Con l’annata 2020, ora in commercio, debutta il “nuovo Campofiorin”, Rosso Verona Igt. Garbato l’intervento sul packaging che asseconda un gusto più contemporaneo: etichetta ampliata con l’aggiunta di uno sfondo grigio, bottiglia importante con capsula rosso ceralacca e sul collarino gli stilemi di famiglia: l’angelo con il motto latino “Nectar Angelorum Hominibus”. “Abbiamo ritoccato tutti gli elementi del packaging - ha spiegato Raffaele Boscaini, direttore marketing di Masi - per trasmettere un posizionamento ancora più premium. E per quanto riguarda il profilo organolettico abbiamo lavorato per ottenere un vino ancora più armonico, rotondo e avvolgente, con una componente fruttata più integra e piacevole attraverso una lieve evoluzione stilistica: un leggero ritardo nella vendemmia e un incremento nella percentuale di uve appassite”.

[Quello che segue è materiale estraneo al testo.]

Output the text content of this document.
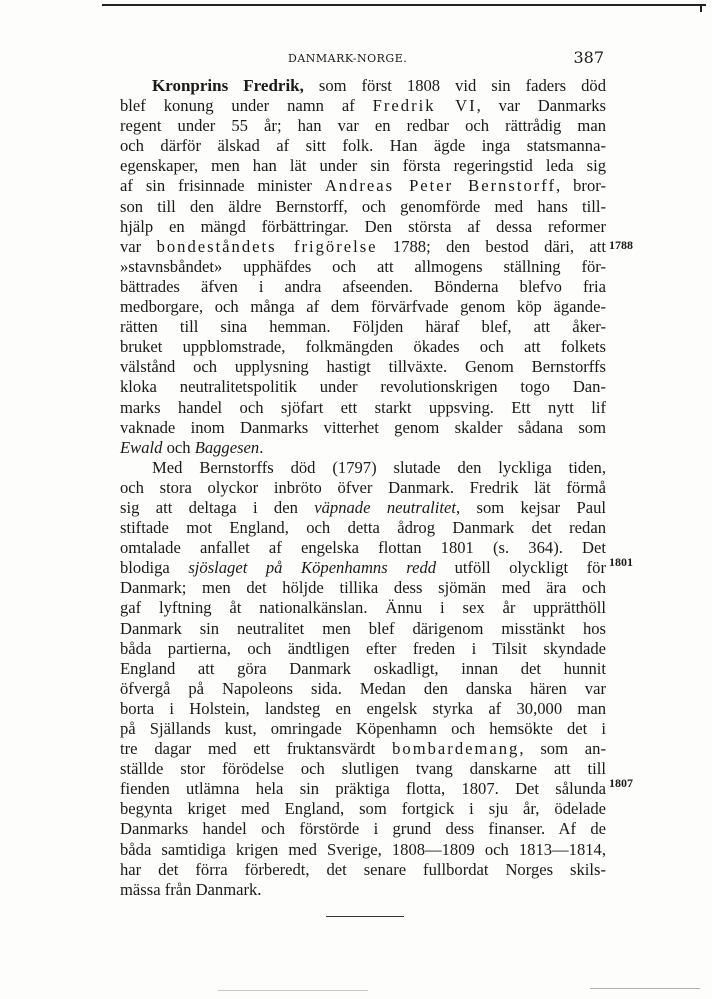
DANMARK-NORGE.	387
Kronprins Fredrik, som först 1808 vid sin faders död
blef konung under namn af Fredrik VI, var Danmarks
regent under 55 år; han var en redbar och rättrådig man
och därför älskad af sitt folk. Han ägde inga statsmanna-
egenskaper, men han lät under sin första regeringstid leda sig
af sin frisinnade minister Andreas Peter Bernstorff, bror-
son till den äldre Bernstorff, och genomförde med hans till-
hjälp en mängd förbättringar. Den största af dessa reformer
var bondeståndets frigörelse 1788; den bestod däri, att
»stavnsbåndet» upphäfdes och att allmogens ställning för-
bättrades äfven i andra afseenden. Bönderna blefvo fria
medborgare, och många af dem förvärfvade genom köp ägande-
rätten till sina hemman. Följden häraf blef, att åker-
bruket uppblomstrade, folkmängden ökades och att folkets
välstånd och upplysning hastigt tillväxte. Genom Bernstorffs
kloka neutralitetspolitik under revolutionskrigen togo Dan-
marks handel och sjöfart ett starkt uppsving. Ett nytt lif
vaknade inom Danmarks vitterhet genom skalder sådana som
Ewald och Baggesen.
Med Bernstorffs död (1797) slutade den lyckliga tiden,
och stora olyckor inbröto öfver Danmark. Fredrik lät förmå
sig att deltaga i den väpnade neutralitet, som kejsar Paul
stiftade mot England, och detta ådrog Danmark det redan
omtalade anfallet af engelska flottan 1801 (s. 364). Det
blodiga sjöslaget på Köpenhamns redd utföll olyckligt för
Danmark; men det höljde tillika dess sjömän med ära och
gaf lyftning åt nationalkänslan. Ännu i sex år upprätthöll
Danmark sin neutralitet men blef därigenom misstänkt hos
båda partierna, och ändtligen efter freden i Tilsit skyndade
England att göra Danmark oskadligt, innan det hunnit
öfvergå på Napoleons sida. Medan den danska hären var
borta i Holstein, landsteg en engelsk styrka af 30,000 man
på Själlands kust, omringade Köpenhamn och hemsökte det i
tre dagar med ett fruktansvärdt bombardemang, som an-
ställde stor förödelse och slutligen tvang danskarne att till
fienden utlämna hela sin präktiga flotta, 1807. Det sålunda
begynta kriget med England, som fortgick i sju år, ödelade
Danmarks handel och förstörde i grund dess finanser. Af de
båda samtidiga krigen med Sverige, 1808—1809 och 1813—1814,
har det förra förberedt, det senare fullbordat Norges skils-
mässa från Danmark.
1788
1801
1807
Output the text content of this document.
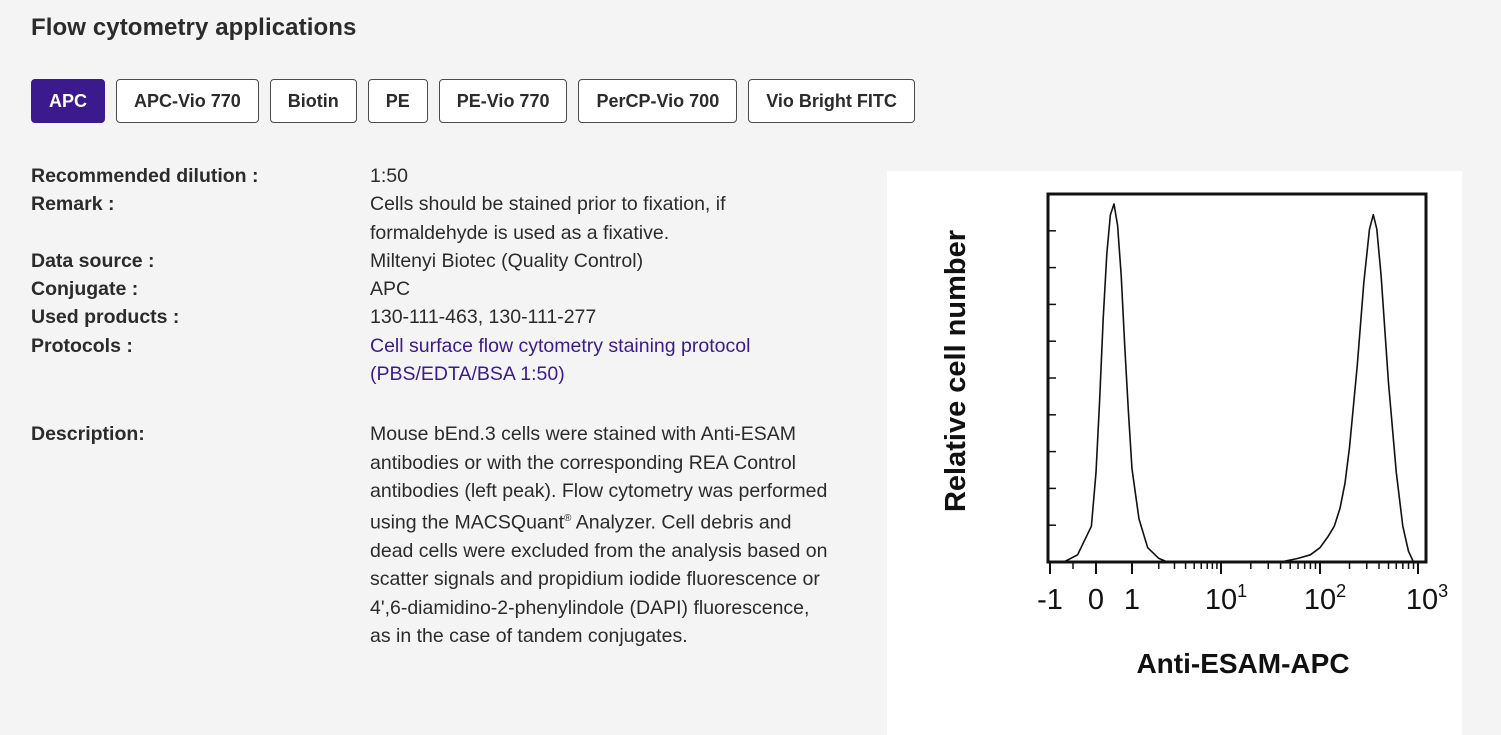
Flow cytometry applications
APC	APC-Vio 770	Biotin	PE	PE-Vio 770	PerCP-Vio 700	Vio Bright FITC
Recommended dilution :	1:50
Remark :	Cells should be stained prior to fixation, if formaldehyde is used as a fixative.
Data source :	Miltenyi Biotec (Quality Control)
Conjugate :	APC
Used products :	130-111-463, 130-111-277
Protocols :	Cell surface flow cytometry staining protocol (PBS/EDTA/BSA 1:50)
Description:	Mouse bEnd.3 cells were stained with Anti-ESAM antibodies or with the corresponding REA Control antibodies (left peak). Flow cytometry was performed using the MACSQuant® Analyzer. Cell debris and dead cells were excluded from the analysis based on scatter signals and propidium iodide fluorescence or 4',6-diamidino-2-phenylindole (DAPI) fluorescence, as in the case of tandem conjugates.
Relative cell number
Anti-ESAM-APC
-1 0 1 $10^1$ $10^2$ $10^3$
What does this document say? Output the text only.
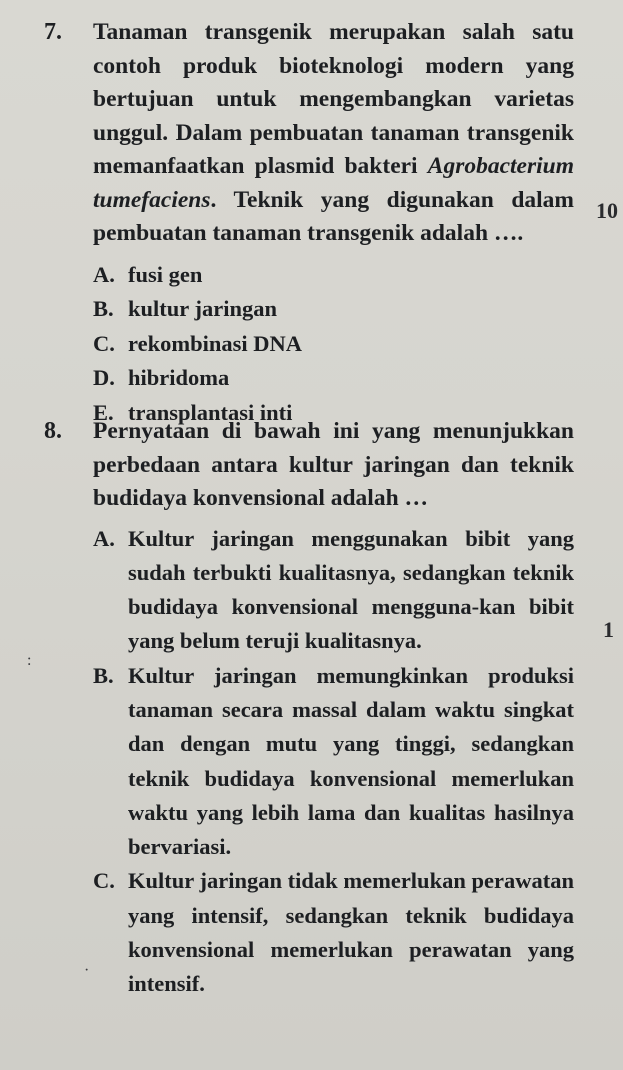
7. Tanaman transgenik merupakan salah satu contoh produk bioteknologi modern yang bertujuan untuk mengembangkan varietas unggul. Dalam pembuatan tanaman transgenik memanfaatkan plasmid bakteri Agrobacterium tumefaciens. Teknik yang digunakan dalam pembuatan tanaman transgenik adalah ….
A. fusi gen
B. kultur jaringan
C. rekombinasi DNA
D. hibridoma
E. transplantasi inti
8. Pernyataan di bawah ini yang menunjukkan perbedaan antara kultur jaringan dan teknik budidaya konvensional adalah …
A. Kultur jaringan menggunakan bibit yang sudah terbukti kualitasnya, sedangkan teknik budidaya konvensional mengguna-kan bibit yang belum teruji kualitasnya.
B. Kultur jaringan memungkinkan produksi tanaman secara massal dalam waktu singkat dan dengan mutu yang tinggi, sedangkan teknik budidaya konvensional memerlukan waktu yang lebih lama dan kualitas hasilnya bervariasi.
C. Kultur jaringan tidak memerlukan perawatan yang intensif, sedangkan teknik budidaya konvensional memerlukan perawatan yang intensif.
10
1
:
·
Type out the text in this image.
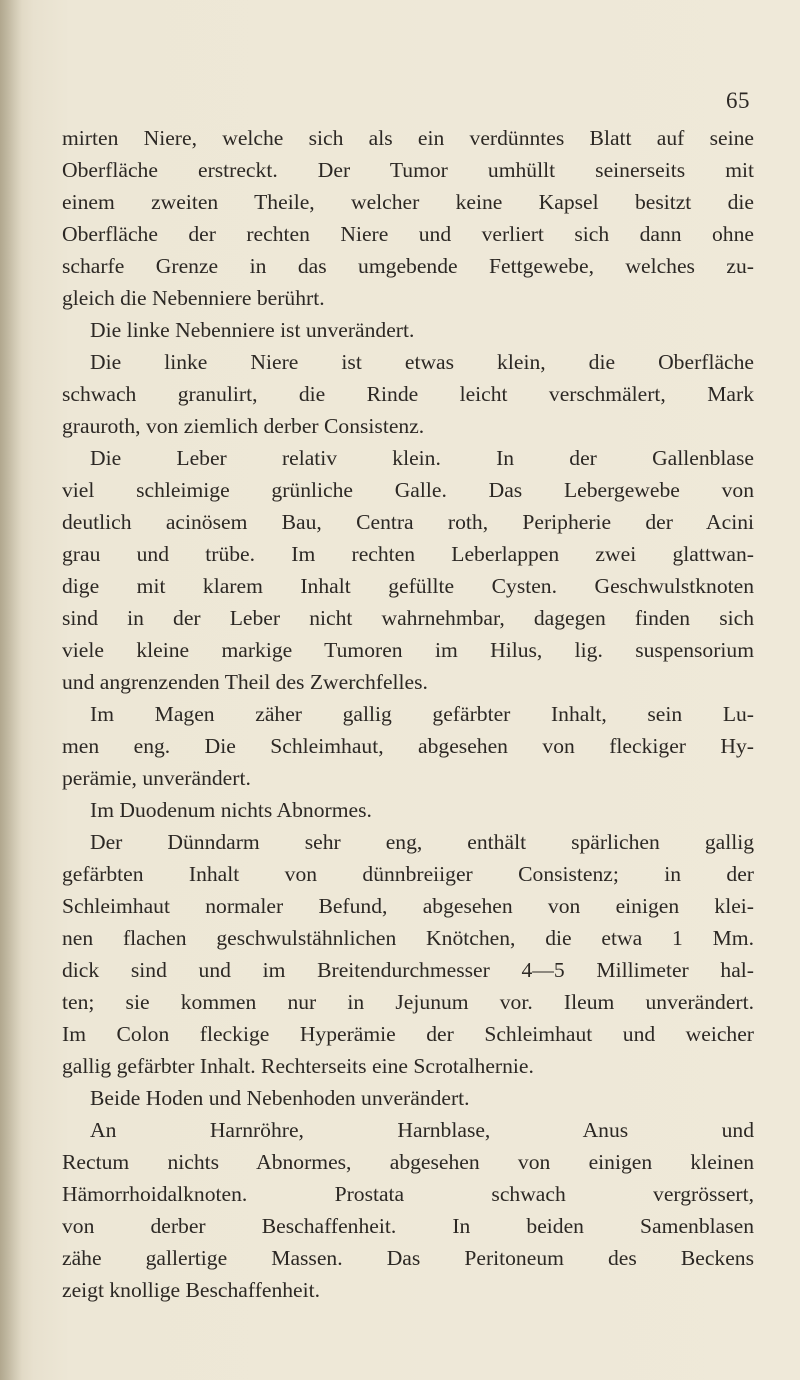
65
mirten Niere, welche sich als ein verdünntes Blatt auf seine
Oberfläche erstreckt. Der Tumor umhüllt seinerseits mit
einem zweiten Theile, welcher keine Kapsel besitzt die
Oberfläche der rechten Niere und verliert sich dann ohne
scharfe Grenze in das umgebende Fettgewebe, welches zu-
gleich die Nebenniere berührt.
Die linke Nebenniere ist unverändert.
Die linke Niere ist etwas klein, die Oberfläche
schwach granulirt, die Rinde leicht verschmälert, Mark
grauroth, von ziemlich derber Consistenz.
Die Leber relativ klein. In der Gallenblase
viel schleimige grünliche Galle. Das Lebergewebe von
deutlich acinösem Bau, Centra roth, Peripherie der Acini
grau und trübe. Im rechten Leberlappen zwei glattwan-
dige mit klarem Inhalt gefüllte Cysten. Geschwulstknoten
sind in der Leber nicht wahrnehmbar, dagegen finden sich
viele kleine markige Tumoren im Hilus, lig. suspensorium
und angrenzenden Theil des Zwerchfelles.
Im Magen zäher gallig gefärbter Inhalt, sein Lu-
men eng. Die Schleimhaut, abgesehen von fleckiger Hy-
perämie, unverändert.
Im Duodenum nichts Abnormes.
Der Dünndarm sehr eng, enthält spärlichen gallig
gefärbten Inhalt von dünnbreiiger Consistenz; in der
Schleimhaut normaler Befund, abgesehen von einigen klei-
nen flachen geschwulstähnlichen Knötchen, die etwa 1 Mm.
dick sind und im Breitendurchmesser 4—5 Millimeter hal-
ten; sie kommen nur in Jejunum vor. Ileum unverändert.
Im Colon fleckige Hyperämie der Schleimhaut und weicher
gallig gefärbter Inhalt. Rechterseits eine Scrotalhernie.
Beide Hoden und Nebenhoden unverändert.
An Harnröhre, Harnblase, Anus und
Rectum nichts Abnormes, abgesehen von einigen kleinen
Hämorrhoidalknoten. Prostata schwach vergrössert,
von derber Beschaffenheit. In beiden Samenblasen
zähe gallertige Massen. Das Peritoneum des Beckens
zeigt knollige Beschaffenheit.
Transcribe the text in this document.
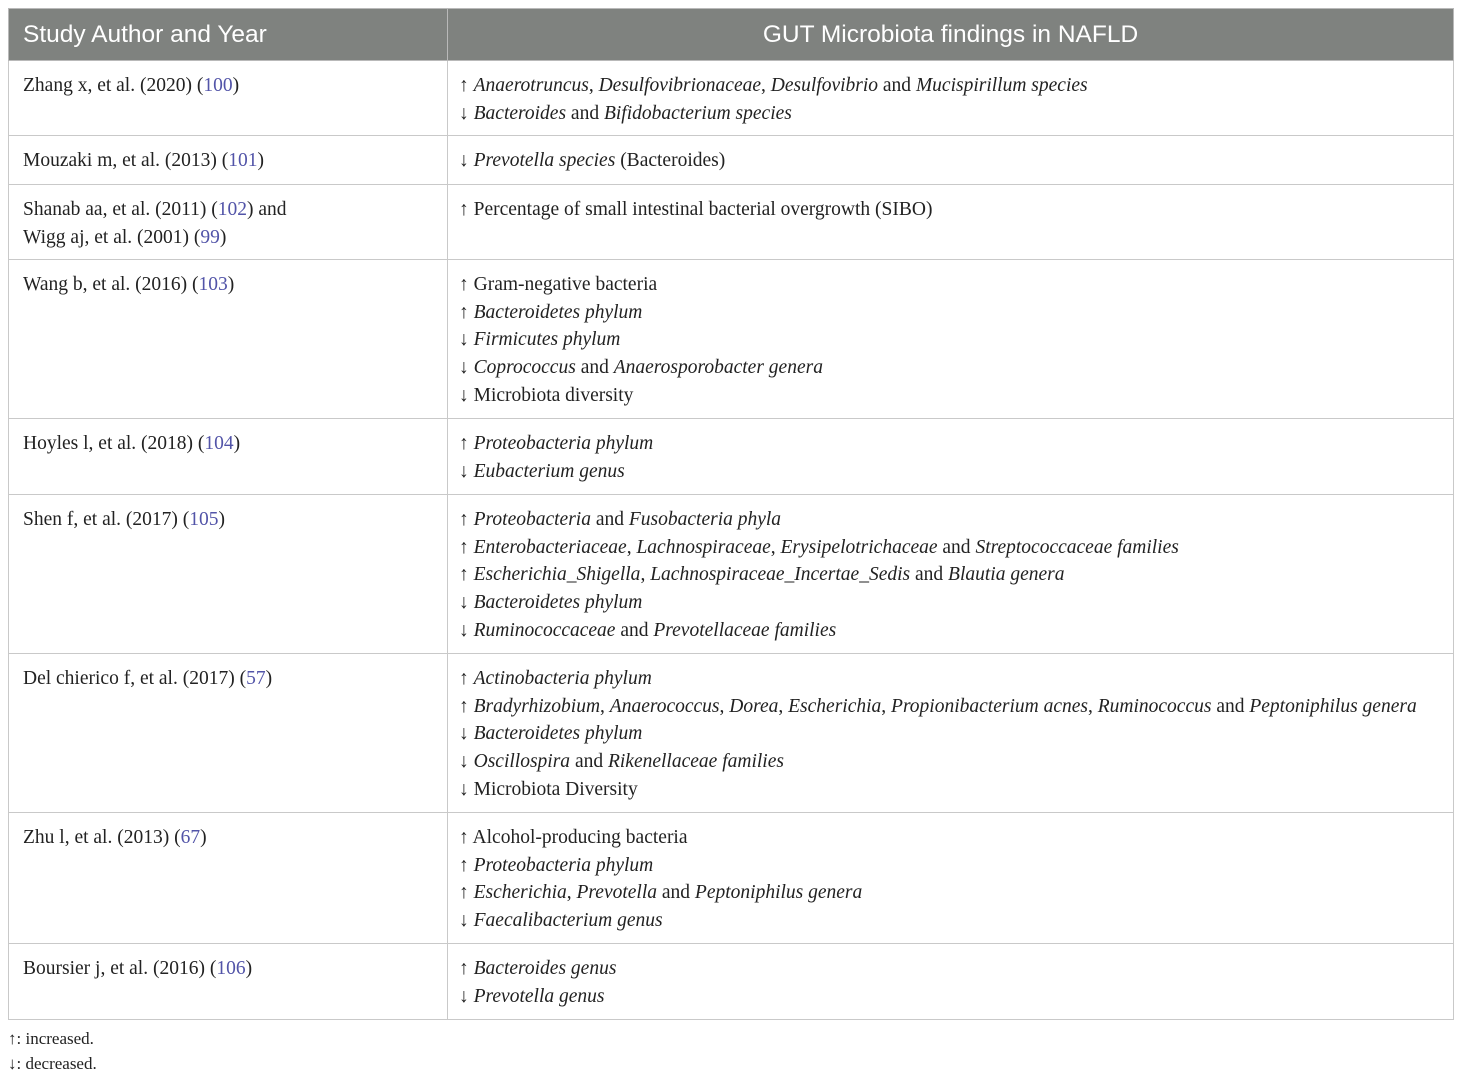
Study Author and Year	GUT Microbiota findings in NAFLD

Zhang x, et al. (2020) (100)	↑ Anaerotruncus, Desulfovibrionaceae, Desulfovibrio and Mucispirillum species
↓ Bacteroides and Bifidobacterium species

Mouzaki m, et al. (2013) (101)	↓ Prevotella species (Bacteroides)

Shanab aa, et al. (2011) (102) and
Wigg aj, et al. (2001) (99)	↑ Percentage of small intestinal bacterial overgrowth (SIBO)

Wang b, et al. (2016) (103)	↑ Gram-negative bacteria
↑ Bacteroidetes phylum
↓ Firmicutes phylum
↓ Coprococcus and Anaerosporobacter genera
↓ Microbiota diversity

Hoyles l, et al. (2018) (104)	↑ Proteobacteria phylum
↓ Eubacterium genus

Shen f, et al. (2017) (105)	↑ Proteobacteria and Fusobacteria phyla
↑ Enterobacteriaceae, Lachnospiraceae, Erysipelotrichaceae and Streptococcaceae families
↑ Escherichia_Shigella, Lachnospiraceae_Incertae_Sedis and Blautia genera
↓ Bacteroidetes phylum
↓ Ruminococcaceae and Prevotellaceae families

Del chierico f, et al. (2017) (57)	↑ Actinobacteria phylum
↑ Bradyrhizobium, Anaerococcus, Dorea, Escherichia, Propionibacterium acnes, Ruminococcus and Peptoniphilus genera
↓ Bacteroidetes phylum
↓ Oscillospira and Rikenellaceae families
↓ Microbiota Diversity

Zhu l, et al. (2013) (67)	↑ Alcohol-producing bacteria
↑ Proteobacteria phylum
↑ Escherichia, Prevotella and Peptoniphilus genera
↓ Faecalibacterium genus

Boursier j, et al. (2016) (106)	↑ Bacteroides genus
↓ Prevotella genus
↑: increased.
↓: decreased.
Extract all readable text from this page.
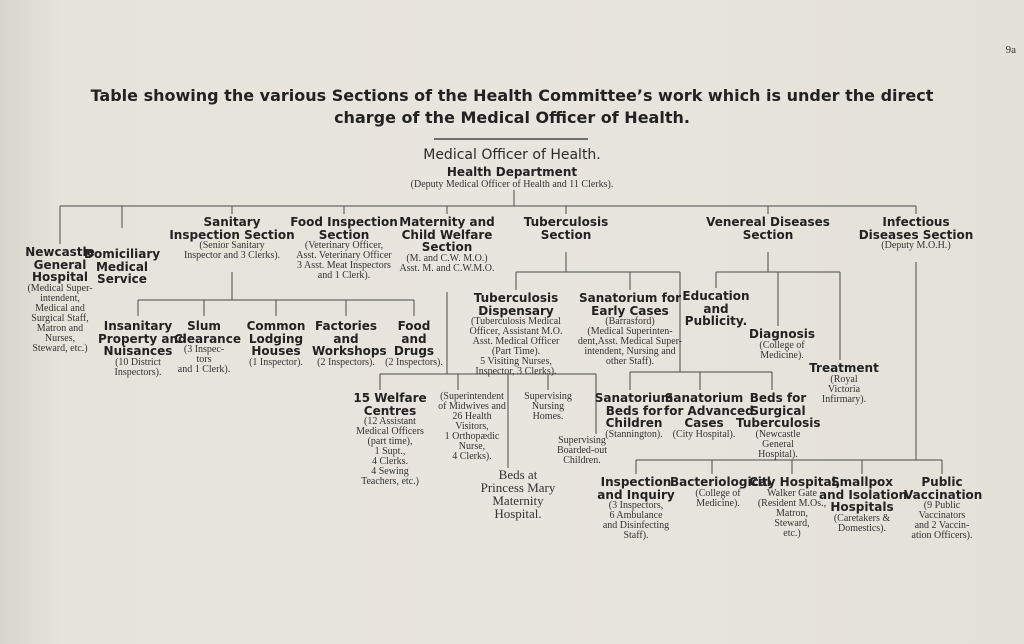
9a
Table showing the various Sections of the Health Committee’s work which is under the direct
charge of the Medical Officer of Health.
Medical Officer of Health.
Health Department
(Deputy Medical Officer of Health and 11 Clerks).
Newcastle
General
Hospital
(Medical Super-
intendent,
Medical and
Surgical Staff,
Matron and
Nurses,
Steward, etc.)
Domiciliary
Medical
Service
Sanitary
Inspection Section
(Senior Sanitary
Inspector and 3 Clerks).
Food Inspection
Section
(Veterinary Officer,
Asst. Veterinary Officer
3 Asst. Meat Inspectors
and 1 Clerk).
Maternity and
Child Welfare
Section
(M. and C.W. M.O.)
Asst. M. and C.W.M.O.
Tuberculosis
Section
Venereal Diseases
Section
Infectious
Diseases Section
(Deputy M.O.H.)
Insanitary
Property and
Nuisances
(10 District
Inspectors).
Slum
Clearance
(3 Inspec-
tors
and 1 Clerk).
Common
Lodging
Houses
(1 Inspector).
Factories
and
Workshops
(2 Inspectors).
Food
and
Drugs
(2 Inspectors).
15 Welfare
Centres
(12 Assistant
Medical Officers
(part time),
1 Supt.,
4 Clerks.
4 Sewing
Teachers, etc.)
(Superintendent
of Midwives and
26 Health
Visitors,
1 Orthopædic
Nurse,
4 Clerks).
Supervising
Nursing
Homes.
Supervising
Boarded-out
Children.
Beds at
Princess Mary
Maternity
Hospital.
Tuberculosis
Dispensary
(Tuberculosis Medical
Officer, Assistant M.O.
Asst. Medical Officer
(Part Time).
5 Visiting Nurses,
Inspector, 3 Clerks).
Sanatorium for
Early Cases
(Barrasford)
(Medical Superinten-
dent,Asst. Medical Super-
intendent, Nursing and
other Staff).
Sanatorium
Beds for
Children
(Stannington).
Sanatorium
for Advanced
Cases
(City Hospital).
Beds for
Surgical
Tuberculosis
(Newcastle
General
Hospital).
Education
and
Publicity.
Diagnosis
(College of
Medicine).
Treatment
(Royal
Victoria
Infirmary).
Inspection
and Inquiry
(3 Inspectors,
6 Ambulance
and Disinfecting
Staff).
Bacteriological
(College of
Medicine).
City Hospital,
Walker Gate
(Resident M.Os.,
Matron,
Steward,
etc.)
Smallpox
and Isolation
Hospitals
(Caretakers &
Domestics).
Public
Vaccination
(9 Public
Vaccinators
and 2 Vaccin-
ation Officers).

Nel bicchiere sei annate a partire dagli anni Ottanta (1985, 1995, 2007, 2014 e 2020), illustrate da Andrea Dal Cin, responsabile enologia del Gruppo Masi, sono state l’occasione per spiegare il “fenomeno Campofiorin” - divenuto bandiera del made in Italy distribuito in oltre 140 Paesi trasversalmente in tutti i canali - con il contributo di due Master of Wine, Sarah Heller e Konstantin Baum. “I palati internazionali non sono preparati ai tannini dei vini italiani, e lo erano ancora meno nel 1964 prima annata del Campofiorin - ha raccontato Sarah Heller - la sua texture insieme ai tannini levigati hanno fatto la differenza. Il Campofiorin è un ottimo esempio di come l’innovazione possa avere successo nel nostro settore: ha utilizzato un approccio pionieristico che tuttavia si è basato su tradizioni regionali precedenti ai Romani, utilizzando uve da appassimento per creare concentrazione nel vino, evidenziando al contempo la freschezza e la vivacità del vino da uve fresche più familiare ai palati contemporanei. Colpisce, al di là dei risultati tecnici, la capacità della famiglia Boscaini e del team di Masi nel comunicare chiaramente questo ibrido tra vecchio e nuovo, evidente anche nella confezione, e di costruire un marchio di successo globale che rivaleggia con alcuni dei produttori più abili commercialmente di tutto il mondo”. Caratteristiche che ne fanno anche un vino che si sposa perfettamente con la cucina italiana e non solo, come ha sottolineato Konstantin Baum. “Uno dei punti di forza del Campofiorin fin dal 1964 è la sua capacità di completare l’esperienza gastronomica, da quella di alto livello al semplice spuntino. Per me, gli abbinamenti migliori tra vino e cibo non devono essere complicati. E questa versatilità è solo una delle ragioni del successo di Campofiorin”.
L’altra è sicuramente il rapporto qualità/prezzo di un vino che, alla prova del bicchiere delle sei annate proposte al Seminario Masi, ha dimostrato la sua longevità, con una 2007 - a 16 anni dalla vendemmia - in forma smagliante, che consiglia di mettere da parte qualche bottiglia dell’annata corrente.